Geschrieben am 05-11-2008

Frankfurt (ots) - Schon wieder wird Geschichte geschrieben: Gerade
erst eskalierte am Finanzmarkt die schwerste Krise, die die meisten
Marktteilnehmer bisher erlebt haben, da kommt es in der Politik zu
einer historischen Zäsur. Erstmals wird ein Afroamerikaner Präsident
der Vereinigten Staaten. Möglicherweise haben sich in den USA alle
ethnischen Vorurteile aufgelöst. Vermutlich aber war angesichts
zweier Kriege, einer Finanzkrise und einer sich anbahnenden Rezession
auch nur der Leidensdruck der Wähler zu groß. 14 Jahre lang haben die
Republikaner den Kongress kontrolliert, den Präsidenten gestellt oder
beides zugleich. Nun wollten die US-Bürger den Wechsel. Obamas Status
als Außenseiter wirkte da wie ein Versprechen. Mit der Verheißung von
Wandel allein lässt sich zwar kein Staat machen, wohl aber Wahlen
gewinnen, wie Barack Obamas Erfolg zeigt.

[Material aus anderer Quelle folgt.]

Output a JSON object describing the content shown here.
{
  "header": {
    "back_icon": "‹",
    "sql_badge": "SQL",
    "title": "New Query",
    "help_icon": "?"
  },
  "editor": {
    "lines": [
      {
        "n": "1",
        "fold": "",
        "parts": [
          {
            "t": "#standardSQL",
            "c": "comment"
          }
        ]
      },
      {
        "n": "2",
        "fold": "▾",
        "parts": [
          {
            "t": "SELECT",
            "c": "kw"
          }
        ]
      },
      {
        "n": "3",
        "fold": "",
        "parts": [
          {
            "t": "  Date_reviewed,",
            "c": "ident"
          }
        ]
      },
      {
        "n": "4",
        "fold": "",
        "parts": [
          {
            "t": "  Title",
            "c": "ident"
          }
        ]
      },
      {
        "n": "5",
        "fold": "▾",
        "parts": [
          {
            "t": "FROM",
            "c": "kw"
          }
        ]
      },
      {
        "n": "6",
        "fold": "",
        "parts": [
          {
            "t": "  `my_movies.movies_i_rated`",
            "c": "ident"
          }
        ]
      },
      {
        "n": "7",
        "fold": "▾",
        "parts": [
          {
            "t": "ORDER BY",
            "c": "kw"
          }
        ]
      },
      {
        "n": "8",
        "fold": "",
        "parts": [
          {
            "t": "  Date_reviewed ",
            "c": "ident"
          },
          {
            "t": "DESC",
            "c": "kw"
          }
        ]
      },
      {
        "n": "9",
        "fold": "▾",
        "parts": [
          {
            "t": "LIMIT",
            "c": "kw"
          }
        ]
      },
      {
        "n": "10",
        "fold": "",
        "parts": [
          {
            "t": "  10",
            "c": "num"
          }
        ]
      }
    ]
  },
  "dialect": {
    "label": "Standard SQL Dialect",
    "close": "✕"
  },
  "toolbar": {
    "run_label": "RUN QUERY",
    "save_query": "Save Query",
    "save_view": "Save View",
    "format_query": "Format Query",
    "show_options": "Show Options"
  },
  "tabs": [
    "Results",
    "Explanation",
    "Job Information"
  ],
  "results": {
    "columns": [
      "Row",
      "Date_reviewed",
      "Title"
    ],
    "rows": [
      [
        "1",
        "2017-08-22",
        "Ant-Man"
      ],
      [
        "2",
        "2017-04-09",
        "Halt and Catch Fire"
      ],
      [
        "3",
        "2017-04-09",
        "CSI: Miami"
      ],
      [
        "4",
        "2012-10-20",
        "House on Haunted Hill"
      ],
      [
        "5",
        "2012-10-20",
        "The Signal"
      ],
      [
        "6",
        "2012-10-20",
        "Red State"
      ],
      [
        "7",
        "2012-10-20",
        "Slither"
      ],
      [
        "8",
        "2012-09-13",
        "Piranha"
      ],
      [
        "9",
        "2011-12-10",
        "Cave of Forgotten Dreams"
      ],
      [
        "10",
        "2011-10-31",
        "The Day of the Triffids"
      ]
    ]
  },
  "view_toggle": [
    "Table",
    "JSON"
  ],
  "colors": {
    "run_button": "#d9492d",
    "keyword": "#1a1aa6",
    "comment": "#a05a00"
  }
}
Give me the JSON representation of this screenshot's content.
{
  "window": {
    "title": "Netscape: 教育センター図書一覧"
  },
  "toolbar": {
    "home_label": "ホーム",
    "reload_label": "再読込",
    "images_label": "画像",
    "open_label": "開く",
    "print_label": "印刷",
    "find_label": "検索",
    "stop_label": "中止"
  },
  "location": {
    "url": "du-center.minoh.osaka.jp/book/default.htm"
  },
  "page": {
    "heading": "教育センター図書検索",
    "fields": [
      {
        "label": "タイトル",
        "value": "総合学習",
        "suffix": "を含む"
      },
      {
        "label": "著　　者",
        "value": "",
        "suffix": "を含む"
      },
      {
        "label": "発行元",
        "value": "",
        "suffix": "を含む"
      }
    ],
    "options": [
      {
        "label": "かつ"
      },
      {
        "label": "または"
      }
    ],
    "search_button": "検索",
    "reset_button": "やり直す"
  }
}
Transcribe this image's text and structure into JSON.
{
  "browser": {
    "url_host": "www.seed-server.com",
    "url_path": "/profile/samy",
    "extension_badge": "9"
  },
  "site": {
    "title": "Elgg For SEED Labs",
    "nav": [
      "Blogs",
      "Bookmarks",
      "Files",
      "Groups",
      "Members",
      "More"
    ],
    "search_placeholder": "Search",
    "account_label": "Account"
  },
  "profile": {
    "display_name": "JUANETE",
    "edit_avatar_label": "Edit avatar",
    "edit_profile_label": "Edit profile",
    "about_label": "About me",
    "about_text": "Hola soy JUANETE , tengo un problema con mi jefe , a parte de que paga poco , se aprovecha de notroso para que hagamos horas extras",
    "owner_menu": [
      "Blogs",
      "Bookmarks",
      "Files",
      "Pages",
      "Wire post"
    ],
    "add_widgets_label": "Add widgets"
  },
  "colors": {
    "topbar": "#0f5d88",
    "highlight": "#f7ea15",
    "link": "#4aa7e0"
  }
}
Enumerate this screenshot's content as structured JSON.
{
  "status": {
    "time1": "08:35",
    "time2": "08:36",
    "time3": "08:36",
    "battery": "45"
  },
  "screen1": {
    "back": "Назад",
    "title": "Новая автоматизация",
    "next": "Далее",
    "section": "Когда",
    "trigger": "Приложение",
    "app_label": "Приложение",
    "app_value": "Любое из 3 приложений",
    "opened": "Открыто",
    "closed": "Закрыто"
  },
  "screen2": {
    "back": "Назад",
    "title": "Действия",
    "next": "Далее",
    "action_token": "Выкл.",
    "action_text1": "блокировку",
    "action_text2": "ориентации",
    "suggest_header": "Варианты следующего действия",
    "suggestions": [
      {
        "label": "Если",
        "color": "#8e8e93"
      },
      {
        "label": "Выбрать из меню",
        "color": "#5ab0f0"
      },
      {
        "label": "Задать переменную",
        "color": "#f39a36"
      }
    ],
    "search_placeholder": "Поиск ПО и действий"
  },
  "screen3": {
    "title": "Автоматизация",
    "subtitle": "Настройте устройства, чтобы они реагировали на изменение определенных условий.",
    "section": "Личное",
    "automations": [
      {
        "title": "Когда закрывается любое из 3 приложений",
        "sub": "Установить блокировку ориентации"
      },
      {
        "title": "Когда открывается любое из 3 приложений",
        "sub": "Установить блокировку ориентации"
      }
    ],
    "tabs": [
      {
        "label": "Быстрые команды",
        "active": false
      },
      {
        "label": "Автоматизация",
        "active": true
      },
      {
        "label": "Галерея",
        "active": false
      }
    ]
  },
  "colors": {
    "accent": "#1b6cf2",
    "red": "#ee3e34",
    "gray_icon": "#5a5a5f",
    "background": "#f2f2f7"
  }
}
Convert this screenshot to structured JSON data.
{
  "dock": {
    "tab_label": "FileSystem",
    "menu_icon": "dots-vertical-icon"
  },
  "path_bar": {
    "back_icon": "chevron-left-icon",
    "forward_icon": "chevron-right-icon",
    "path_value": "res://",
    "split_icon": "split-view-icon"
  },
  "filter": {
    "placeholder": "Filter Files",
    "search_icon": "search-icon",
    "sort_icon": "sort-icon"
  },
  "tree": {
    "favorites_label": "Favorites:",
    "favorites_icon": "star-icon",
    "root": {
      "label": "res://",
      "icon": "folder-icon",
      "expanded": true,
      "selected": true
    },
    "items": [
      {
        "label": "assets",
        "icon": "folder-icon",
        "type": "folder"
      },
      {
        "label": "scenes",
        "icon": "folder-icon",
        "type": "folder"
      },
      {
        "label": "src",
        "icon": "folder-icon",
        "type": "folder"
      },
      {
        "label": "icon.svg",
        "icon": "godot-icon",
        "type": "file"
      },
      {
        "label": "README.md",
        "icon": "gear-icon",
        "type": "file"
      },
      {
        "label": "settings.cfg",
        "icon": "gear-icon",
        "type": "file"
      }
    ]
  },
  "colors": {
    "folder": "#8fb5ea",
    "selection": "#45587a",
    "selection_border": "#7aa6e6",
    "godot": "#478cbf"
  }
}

Eine satte Mehrheit in Senat und Repräsentantenhaus ermöglicht ihm
nun, seine Vorstellungen zügiger durchzusetzen als sein Vorgänger,
auch wenn die Demokraten die Marke von 60 der 100 Sitze im Senat
verfehlen, die es erlaubt, den Widerstand der Minderheit gegen
Gesetzentwürfe und Richterernennungen zu minimieren.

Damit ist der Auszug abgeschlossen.